Learning to Fall: escape. Tribble had been thinking about it for days, insofar as he could think outside of eat, drink, sleep, run and shit. Sleeping inside a closet with his master's little friend; eating pizza crusts and cheeseburgers constipated him as it made him drool and beg for more.
Trips outside into the streets, hunting for even the smallest patch of grass or dirt where he could poop became more and more difficult. The "men" who "ruled" the house weren't like men Tribble knew. These men were more like females, and although they frequently came into the house with men who acted like the real thing, and they rutted together in smelly piles, also not right somehow, the poor dog longed to be told firmly what to do, where to sit, not to even think about drinking out of the toilet.

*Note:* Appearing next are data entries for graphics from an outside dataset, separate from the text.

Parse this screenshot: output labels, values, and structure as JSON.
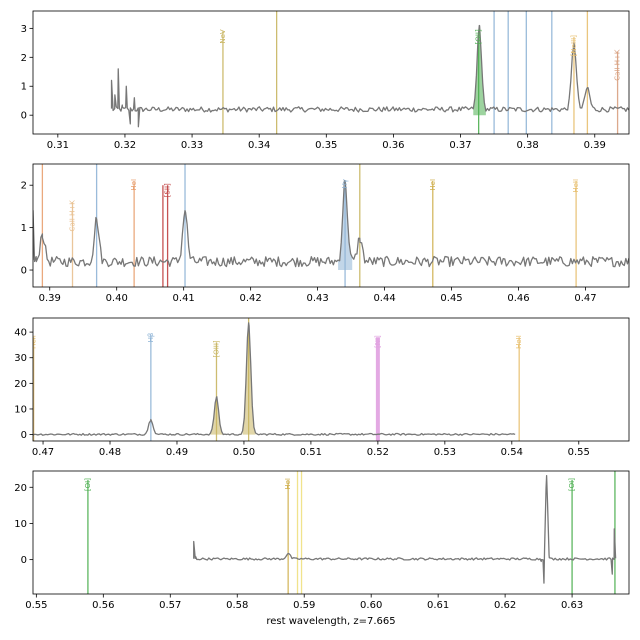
{
  "chart_data": {
    "type": "line",
    "xlabel": "rest wavelength, z=7.665",
    "panels": [
      {
        "xlim": [
          0.3063,
          0.3951
        ],
        "ylim": [
          -0.65,
          3.6
        ],
        "xticks": [
          0.31,
          0.32,
          0.33,
          0.34,
          0.35,
          0.36,
          0.37,
          0.38,
          0.39
        ],
        "xtick_labels": [
          "0.31",
          "0.32",
          "0.33",
          "0.34",
          "0.35",
          "0.36",
          "0.37",
          "0.38",
          "0.39"
        ],
        "yticks": [
          0,
          1,
          2,
          3
        ],
        "ytick_labels": [
          "0",
          "1",
          "2",
          "3"
        ],
        "spectrum_start": 0.318,
        "spectrum_end": 0.3951,
        "spectrum_points": 330,
        "spectrum_baseline": 0.2,
        "spectrum_noise": 0.09,
        "start_spikes": [
          {
            "x": 0.318,
            "y": 1.2
          },
          {
            "x": 0.3185,
            "y": 0.7
          },
          {
            "x": 0.319,
            "y": 1.6
          },
          {
            "x": 0.3196,
            "y": 0.35
          },
          {
            "x": 0.3202,
            "y": 1.0
          },
          {
            "x": 0.3208,
            "y": -0.3
          },
          {
            "x": 0.3214,
            "y": 0.6
          },
          {
            "x": 0.322,
            "y": -0.4
          },
          {
            "x": 0.3226,
            "y": 0.2
          }
        ],
        "peaks": [
          {
            "x": 0.3728,
            "height": 2.9,
            "width": 0.00032,
            "fill": "#4caf50"
          },
          {
            "x": 0.3869,
            "height": 2.3,
            "width": 0.00035,
            "fill": null
          },
          {
            "x": 0.3889,
            "height": 0.75,
            "width": 0.00035,
            "fill": null
          }
        ],
        "lines": [
          {
            "x": 0.3346,
            "label": "NeV",
            "color": "#c8b560",
            "top": 2.9
          },
          {
            "x": 0.3426,
            "label": "",
            "color": "#c8b560",
            "top": 3.6
          },
          {
            "x": 0.3727,
            "label": "[OII]",
            "color": "#4caf50",
            "top": 2.9
          },
          {
            "x": 0.375,
            "label": "",
            "color": "#8fb4d6",
            "top": 3.6
          },
          {
            "x": 0.3771,
            "label": "",
            "color": "#8fb4d6",
            "top": 3.6
          },
          {
            "x": 0.3798,
            "label": "",
            "color": "#8fb4d6",
            "top": 3.6
          },
          {
            "x": 0.3836,
            "label": "",
            "color": "#8fb4d6",
            "top": 3.6
          },
          {
            "x": 0.3869,
            "label": "[NeIII]",
            "color": "#e8c070",
            "top": 2.7
          },
          {
            "x": 0.3889,
            "label": "",
            "color": "#e8c070",
            "top": 3.6
          },
          {
            "x": 0.3934,
            "label": "CaII H+K",
            "color": "#d8a080",
            "top": 2.2
          }
        ]
      },
      {
        "xlim": [
          0.3875,
          0.4765
        ],
        "ylim": [
          -0.4,
          2.5
        ],
        "xticks": [
          0.39,
          0.4,
          0.41,
          0.42,
          0.43,
          0.44,
          0.45,
          0.46,
          0.47
        ],
        "xtick_labels": [
          "0.39",
          "0.40",
          "0.41",
          "0.42",
          "0.43",
          "0.44",
          "0.45",
          "0.46",
          "0.47"
        ],
        "yticks": [
          0,
          1,
          2
        ],
        "ytick_labels": [
          "0",
          "1",
          "2"
        ],
        "spectrum_start": 0.3875,
        "spectrum_end": 0.4765,
        "spectrum_points": 380,
        "spectrum_baseline": 0.2,
        "spectrum_noise": 0.12,
        "start_spikes": [
          {
            "x": 0.3875,
            "y": 1.4
          },
          {
            "x": 0.388,
            "y": 0.2
          }
        ],
        "peaks": [
          {
            "x": 0.3889,
            "height": 0.65,
            "width": 0.00035,
            "fill": null
          },
          {
            "x": 0.397,
            "height": 1.0,
            "width": 0.00035,
            "fill": null
          },
          {
            "x": 0.4102,
            "height": 1.2,
            "width": 0.00035,
            "fill": null
          },
          {
            "x": 0.4341,
            "height": 1.9,
            "width": 0.00035,
            "fill": "#8fb4d6"
          },
          {
            "x": 0.4363,
            "height": 0.55,
            "width": 0.00035,
            "fill": null
          }
        ],
        "lines": [
          {
            "x": 0.3889,
            "label": "",
            "color": "#e8a070",
            "top": 2.5
          },
          {
            "x": 0.3934,
            "label": "CaII H+K",
            "color": "#e8c090",
            "top": 1.6
          },
          {
            "x": 0.397,
            "label": "",
            "color": "#8fb4d6",
            "top": 2.5
          },
          {
            "x": 0.4026,
            "label": "HeI",
            "color": "#e8a070",
            "top": 2.1
          },
          {
            "x": 0.4069,
            "label": "",
            "color": "#c04040",
            "top": 2.0
          },
          {
            "x": 0.4076,
            "label": "[SII]",
            "color": "#c04040",
            "top": 2.0
          },
          {
            "x": 0.4102,
            "label": "",
            "color": "#8fb4d6",
            "top": 2.5
          },
          {
            "x": 0.4341,
            "label": "Hγ",
            "color": "#8fb4d6",
            "top": 2.1
          },
          {
            "x": 0.4363,
            "label": "",
            "color": "#c8b560",
            "top": 2.5
          },
          {
            "x": 0.4472,
            "label": "HeI",
            "color": "#d0b050",
            "top": 2.1
          },
          {
            "x": 0.4686,
            "label": "HeII",
            "color": "#e8c070",
            "top": 2.1
          }
        ]
      },
      {
        "xlim": [
          0.4685,
          0.5575
        ],
        "ylim": [
          -2.5,
          45.5
        ],
        "xticks": [
          0.47,
          0.48,
          0.49,
          0.5,
          0.51,
          0.52,
          0.53,
          0.54,
          0.55
        ],
        "xtick_labels": [
          "0.47",
          "0.48",
          "0.49",
          "0.50",
          "0.51",
          "0.52",
          "0.53",
          "0.54",
          "0.55"
        ],
        "yticks": [
          0,
          10,
          20,
          30,
          40
        ],
        "ytick_labels": [
          "0",
          "10",
          "20",
          "30",
          "40"
        ],
        "spectrum_start": 0.4685,
        "spectrum_end": 0.5405,
        "spectrum_points": 300,
        "spectrum_baseline": 0.1,
        "spectrum_noise": 0.35,
        "start_spikes": [],
        "peaks": [
          {
            "x": 0.4861,
            "height": 5.8,
            "width": 0.00033,
            "fill": null
          },
          {
            "x": 0.4959,
            "height": 14.5,
            "width": 0.00033,
            "fill": "#c8b560"
          },
          {
            "x": 0.5007,
            "height": 43.5,
            "width": 0.00033,
            "fill": "#c8b560"
          }
        ],
        "lines": [
          {
            "x": 0.4686,
            "label": "HeII",
            "color": "#e8c070",
            "top": 38
          },
          {
            "x": 0.4861,
            "label": "Hβ",
            "color": "#8fb4d6",
            "top": 39
          },
          {
            "x": 0.4959,
            "label": "[OIII]",
            "color": "#c8b560",
            "top": 36
          },
          {
            "x": 0.5007,
            "label": "",
            "color": "#c8b560",
            "top": 45.5
          },
          {
            "x": 0.52,
            "label": "[NI]",
            "color": "#e0a0e0",
            "top": 38
          },
          {
            "x": 0.5411,
            "label": "HeII",
            "color": "#e8c070",
            "top": 38
          }
        ]
      },
      {
        "xlim": [
          0.5495,
          0.6385
        ],
        "ylim": [
          -9.5,
          24.5
        ],
        "xticks": [
          0.55,
          0.56,
          0.57,
          0.58,
          0.59,
          0.6,
          0.61,
          0.62,
          0.63
        ],
        "xtick_labels": [
          "0.55",
          "0.56",
          "0.57",
          "0.58",
          "0.59",
          "0.60",
          "0.61",
          "0.62",
          "0.63"
        ],
        "yticks": [
          0,
          10,
          20
        ],
        "ytick_labels": [
          "0",
          "10",
          "20"
        ],
        "spectrum_start": 0.5735,
        "spectrum_end": 0.6365,
        "spectrum_points": 280,
        "spectrum_baseline": 0.2,
        "spectrum_noise": 0.3,
        "start_spikes": [
          {
            "x": 0.5735,
            "y": 5.0
          },
          {
            "x": 0.5738,
            "y": 0.8
          }
        ],
        "peaks": [
          {
            "x": 0.5876,
            "height": 1.5,
            "width": 0.0003,
            "fill": null
          },
          {
            "x": 0.6262,
            "height": 23.0,
            "width": 0.00015,
            "fill": null
          }
        ],
        "extra_points": [
          {
            "x": 0.6254,
            "y": -0.5
          },
          {
            "x": 0.6258,
            "y": -6.5
          },
          {
            "x": 0.6262,
            "y": 23.0
          },
          {
            "x": 0.6266,
            "y": 0.5
          },
          {
            "x": 0.636,
            "y": -4.0
          },
          {
            "x": 0.6363,
            "y": 8.5
          }
        ],
        "lines": [
          {
            "x": 0.5577,
            "label": "[OI]",
            "color": "#4caf50",
            "top": 22
          },
          {
            "x": 0.5876,
            "label": "HeI",
            "color": "#d0b050",
            "top": 22
          },
          {
            "x": 0.589,
            "label": "",
            "color": "#f0e080",
            "top": 24.5
          },
          {
            "x": 0.5896,
            "label": "",
            "color": "#f0e080",
            "top": 24.5
          },
          {
            "x": 0.63,
            "label": "[OI]",
            "color": "#4caf50",
            "top": 22
          },
          {
            "x": 0.6364,
            "label": "",
            "color": "#4caf50",
            "top": 24.5
          }
        ]
      }
    ]
  }
}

Tribble found himself looking at the door more than ever. He couldn't remember back when he was a puppy and did the same, before N.B. and his dad trained that natural wanderlust out of him with a combination of determined love and dog biscuits, but here it was. The instinct to run. To flee. Fight or flight. Fight didn't seem like an option: Tribble had his ass kicked early on by neighborhood kittens and a poodle, and since then, became more adept at running and cowering than snapping and gnashing.
Each time the door opened, each time he saw daylight, Tribble tested his leash, tested the grip of the skinny boy holding him, determined to bolt unless, of course, there was a biscuit involved.